France | France, Cour administrative d'appel, 3ème chambre, 23 janvier 2024, 22LY00432


Vu la procédure suivante :



Procédure contentieuse antérieure



M. A... B... a demandé au tribunal administratif de Grenoble d'annuler pour excès de pouvoir la décision du 29 mai 2019 par laquelle le président du conseil d'administration du service départemental d'incendie et de secours (SDIS) de l'Isère a refusé de reconnaître imputable au service l'accident du 5 juin 2015, ensemble la décision implicite de rejet née du silence gardé par l'administration sur son recours gracieux du 19 juillet 2019.



Par un jugement n° 19075

57 du 14 décembre 2021, le tribunal administratif de Grenoble a rejeté cette demande.



Procédure...

Vu la procédure suivante :

Procédure contentieuse antérieure

M. A... B... a demandé au tribunal administratif de Grenoble d'annuler pour excès de pouvoir la décision du 29 mai 2019 par laquelle le président du conseil d'administration du service départemental d'incendie et de secours (SDIS) de l'Isère a refusé de reconnaître imputable au service l'accident du 5 juin 2015, ensemble la décision implicite de rejet née du silence gardé par l'administration sur son recours gracieux du 19 juillet 2019.

Par un jugement n° 1907557 du 14 décembre 2021, le tribunal administratif de Grenoble a rejeté cette demande.

Procédure devant la cour

Par une requête, enregistrée le 11 février 2022, M. B..., représenté par Me Bacha, demande à la cour :

1°) d'annuler ce jugement du tribunal administratif de Grenoble du 14 décembre 2021 ;

2°) d'annuler la décision du 29 mai 2019, ensemble la décision implicite de rejet née du silence gardé par l'administration sur son recours gracieux du 19 juillet 2019 ;

3°) d'enjoindre, dans le délai d'un mois à compter de la notification de l'arrêt et sous astreinte journalière de 100 euros, au président du SDIS de l'Isère, de reconnaître imputable au service l'accident du 5 juin 2015, en conséquence, de le placer en congé de maladie imputable au service pour la période du 8 juin au 28 juillet 2015, en reconstituant ses droits à plein traitement, y compris ses droits sociaux ;

4°) de mettre une somme de 2 500 euros à la charge du SDIS de l'Isère au titre de l'article L. 761-1 du code de justice administrative.

Il soutient que :

- la décision attaquée est entachée d'un vice de procédure en raison de l'irrégularité de la composition de la commission de réforme : deux de ses membres ayant siégé lors de l'examen initial de son dossier, il a été privé d'une garantie d'impartialité ;

- le médecin de sapeurs-pompiers n'a pas été régulièrement désigné par le préfet de l'Isère pour établir le rapport destiné à la commission de réforme ;

- la notification d'une décision portant refus d'avancement pour des motifs dont le caractère discriminatoire est reconnu ne saurait être rattachée à l'exercice normal du pouvoir hiérarchique.

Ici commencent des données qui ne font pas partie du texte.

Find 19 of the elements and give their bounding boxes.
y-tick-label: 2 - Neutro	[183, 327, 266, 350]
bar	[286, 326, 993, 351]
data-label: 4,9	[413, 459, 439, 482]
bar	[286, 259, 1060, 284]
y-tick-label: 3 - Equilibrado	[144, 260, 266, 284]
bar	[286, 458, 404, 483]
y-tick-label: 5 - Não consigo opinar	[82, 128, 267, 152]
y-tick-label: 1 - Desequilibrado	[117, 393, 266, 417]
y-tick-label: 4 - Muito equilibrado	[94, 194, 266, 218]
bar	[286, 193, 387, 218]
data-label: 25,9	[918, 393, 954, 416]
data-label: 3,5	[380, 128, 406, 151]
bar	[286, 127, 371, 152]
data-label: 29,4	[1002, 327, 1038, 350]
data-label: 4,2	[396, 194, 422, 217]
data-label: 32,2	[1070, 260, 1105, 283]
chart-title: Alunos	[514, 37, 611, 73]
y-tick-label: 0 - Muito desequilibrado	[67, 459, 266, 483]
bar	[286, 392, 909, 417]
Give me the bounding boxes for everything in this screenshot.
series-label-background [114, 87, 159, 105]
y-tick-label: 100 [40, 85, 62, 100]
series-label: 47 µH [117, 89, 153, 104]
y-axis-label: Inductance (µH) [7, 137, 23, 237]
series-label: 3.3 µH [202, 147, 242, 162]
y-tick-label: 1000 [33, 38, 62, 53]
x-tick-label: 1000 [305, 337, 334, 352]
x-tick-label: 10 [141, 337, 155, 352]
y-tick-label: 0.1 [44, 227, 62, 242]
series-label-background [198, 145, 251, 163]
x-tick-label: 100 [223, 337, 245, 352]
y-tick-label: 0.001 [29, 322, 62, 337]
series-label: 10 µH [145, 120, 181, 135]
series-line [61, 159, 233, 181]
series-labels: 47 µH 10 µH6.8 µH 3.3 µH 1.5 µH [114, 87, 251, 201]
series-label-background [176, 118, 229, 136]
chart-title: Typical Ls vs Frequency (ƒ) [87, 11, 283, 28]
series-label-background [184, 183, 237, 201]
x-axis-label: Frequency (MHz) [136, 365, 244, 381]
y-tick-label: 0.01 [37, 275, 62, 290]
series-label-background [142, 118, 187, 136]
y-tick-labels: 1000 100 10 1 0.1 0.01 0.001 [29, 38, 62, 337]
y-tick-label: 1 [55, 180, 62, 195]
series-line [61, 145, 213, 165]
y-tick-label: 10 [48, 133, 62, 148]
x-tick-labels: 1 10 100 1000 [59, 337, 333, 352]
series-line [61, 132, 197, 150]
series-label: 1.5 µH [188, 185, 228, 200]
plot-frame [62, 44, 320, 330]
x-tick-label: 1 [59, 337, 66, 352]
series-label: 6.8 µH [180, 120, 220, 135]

Par un mémoire en défense, enregistré le 19 avril 2023, le service départemental d'incendie et de secours de l'Isère, représenté par Me Bontoux, conclut au rejet de la requête et demande qu'une somme de 2 500 euros soit mise à la charge de M. B... en application de l'article L. 761-1 du code de justice administrative.

Il soutient que les moyens soulevés par le requérant ne sont pas fondés.

Par ordonnance du 4 avril 2023, la clôture de l'instruction a été fixée au 23 mai 2023.

M. B... a produit un mémoire en réplique, enregistré le 28 décembre 2023, postérieurement à la clôture de l'instruction.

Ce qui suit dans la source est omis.